Earth’s Inner Core May Have Stopped Spinning… And Could Be Reversing Its Rotation

Researchers have cautioned that their findings aren't necessarily marking the beginning of the end, instead urging that nothing overtly "bad" will take place in the near future.
Sputnik
Seismologists have published a study in the journal Nature Geoscience revealing what they believe to be the reversal of the Earth’s inner core, which could potentially affect the Earth’s own rotation.
In the study, researchers Xi Yang and Xiaodong Song of Peking University, believe the inner core has actually paused its rotation process after looking at data that measured changes in both the waveform and travel time of seismic waves since the 1960s.
While reviewing data they found officials determined that seismic waves showed little activity for about a decade until 2009, when the “temporal changes in the waveform shape simultaneously and consistently disappeared,” suggesting it stopped rotating completely.
Post 2009, the seismic changes further showed that those patterns predating the “pause” returned, but that the waves were crossing parts of the inner core, suggesting it was now rotating in the opposite direction. Song and Yang believe the inner core could oscillate with a roughly 70-year periodicity while switching directions every 35 years or so.
Those oscillations, they think, could help explain 60 to 70 year variations in the length of Earth’s days.
“We have those repeating earthquakes that happen at the same location,” Yang said. “It is like we are doing a CT scan for the Earth.”
If their hypothesis is correct, nothing “bad” should happen to life on planet Earth. The reversal shouldn’t affect Earth’s magnetic field so strongly the north pole and the south pole would flip, for instance, but it could shorten the length of the day by a fraction of a millisecond over the course of a year.
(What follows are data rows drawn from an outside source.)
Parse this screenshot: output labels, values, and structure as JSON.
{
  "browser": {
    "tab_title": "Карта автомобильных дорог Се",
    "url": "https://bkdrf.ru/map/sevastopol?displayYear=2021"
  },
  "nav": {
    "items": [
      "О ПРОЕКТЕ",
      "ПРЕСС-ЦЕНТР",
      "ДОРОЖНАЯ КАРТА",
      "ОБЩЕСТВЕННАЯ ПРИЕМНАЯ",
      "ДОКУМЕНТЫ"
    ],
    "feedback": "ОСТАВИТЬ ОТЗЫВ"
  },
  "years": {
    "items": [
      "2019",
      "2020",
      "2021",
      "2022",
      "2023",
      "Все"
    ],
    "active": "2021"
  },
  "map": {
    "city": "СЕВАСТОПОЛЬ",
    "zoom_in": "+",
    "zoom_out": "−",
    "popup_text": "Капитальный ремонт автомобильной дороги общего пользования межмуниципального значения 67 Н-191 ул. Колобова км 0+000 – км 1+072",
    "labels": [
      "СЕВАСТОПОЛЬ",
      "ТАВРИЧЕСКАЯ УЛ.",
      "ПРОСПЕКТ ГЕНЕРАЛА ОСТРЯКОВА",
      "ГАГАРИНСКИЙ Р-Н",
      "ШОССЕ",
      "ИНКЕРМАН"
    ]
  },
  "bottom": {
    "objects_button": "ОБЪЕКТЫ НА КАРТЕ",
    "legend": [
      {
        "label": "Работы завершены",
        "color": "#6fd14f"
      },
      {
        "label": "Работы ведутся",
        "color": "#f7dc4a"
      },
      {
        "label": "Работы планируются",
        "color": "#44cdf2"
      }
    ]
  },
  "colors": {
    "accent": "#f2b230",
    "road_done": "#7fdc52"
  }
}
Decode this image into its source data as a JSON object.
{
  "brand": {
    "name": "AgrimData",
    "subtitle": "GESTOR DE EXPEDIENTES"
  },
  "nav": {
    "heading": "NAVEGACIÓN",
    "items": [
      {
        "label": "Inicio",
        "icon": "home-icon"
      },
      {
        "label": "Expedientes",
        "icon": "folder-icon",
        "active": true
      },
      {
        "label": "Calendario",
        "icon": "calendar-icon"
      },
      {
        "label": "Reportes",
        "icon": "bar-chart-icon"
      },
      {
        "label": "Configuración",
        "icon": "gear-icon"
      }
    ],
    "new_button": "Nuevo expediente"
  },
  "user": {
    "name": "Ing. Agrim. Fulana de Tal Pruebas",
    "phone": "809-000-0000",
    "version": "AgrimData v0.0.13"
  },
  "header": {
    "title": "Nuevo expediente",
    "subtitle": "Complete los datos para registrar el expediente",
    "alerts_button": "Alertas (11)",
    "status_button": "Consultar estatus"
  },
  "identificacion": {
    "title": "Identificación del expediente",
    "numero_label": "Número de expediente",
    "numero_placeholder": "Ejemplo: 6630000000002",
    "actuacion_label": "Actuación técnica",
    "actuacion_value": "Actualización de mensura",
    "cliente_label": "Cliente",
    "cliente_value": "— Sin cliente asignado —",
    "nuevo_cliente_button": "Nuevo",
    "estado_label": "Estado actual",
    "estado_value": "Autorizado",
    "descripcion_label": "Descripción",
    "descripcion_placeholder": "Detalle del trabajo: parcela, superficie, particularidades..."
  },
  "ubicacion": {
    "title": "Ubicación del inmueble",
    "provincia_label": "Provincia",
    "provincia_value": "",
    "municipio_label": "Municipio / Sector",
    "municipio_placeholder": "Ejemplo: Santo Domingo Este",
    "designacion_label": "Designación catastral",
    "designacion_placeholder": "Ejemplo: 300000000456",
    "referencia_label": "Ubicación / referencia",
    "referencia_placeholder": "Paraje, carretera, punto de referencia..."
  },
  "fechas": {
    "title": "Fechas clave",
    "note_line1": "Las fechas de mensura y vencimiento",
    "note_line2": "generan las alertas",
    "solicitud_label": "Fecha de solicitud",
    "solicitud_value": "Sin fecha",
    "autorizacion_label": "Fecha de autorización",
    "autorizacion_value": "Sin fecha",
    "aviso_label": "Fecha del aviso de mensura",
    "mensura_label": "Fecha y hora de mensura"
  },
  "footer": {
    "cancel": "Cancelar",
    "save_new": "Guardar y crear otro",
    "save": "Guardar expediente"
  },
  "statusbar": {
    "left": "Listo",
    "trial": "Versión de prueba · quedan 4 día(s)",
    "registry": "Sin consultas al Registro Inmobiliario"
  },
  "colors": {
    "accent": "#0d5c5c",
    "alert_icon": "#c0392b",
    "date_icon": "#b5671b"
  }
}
“It has effects on the magnetic field and the Earth’s rotation, and probably the surface processes and climate,” said Song. “Hard to say good or bad, but something to pay attention to as part of the Earth’s global change.”
“In theory it has been going on for a long time but we only have observations over a few decades,” Song added.
One researcher has cautioned the results of the study.
“The changes they noticed are valid although what’s actually happening isn’t so clear,” said John Vidale, a professor of earth sciences at the University of Southern California, who was not involved in the study. “They have a very good analysis and the theory they put in the papers is probably as good as anything at the moment, but there are several competing ideas as well.”
Vidale argues there is another theory in the geoscience community which says the inner core does change its rotation, but at shorter intervals than the 70-year cycle hypothesized by Yang and Song. “In all likelihood, it’s irrelevant to life on the surface, but we don’t actually know what’s happening,” says Vidale. “It’s incumbent on us to figure it out.”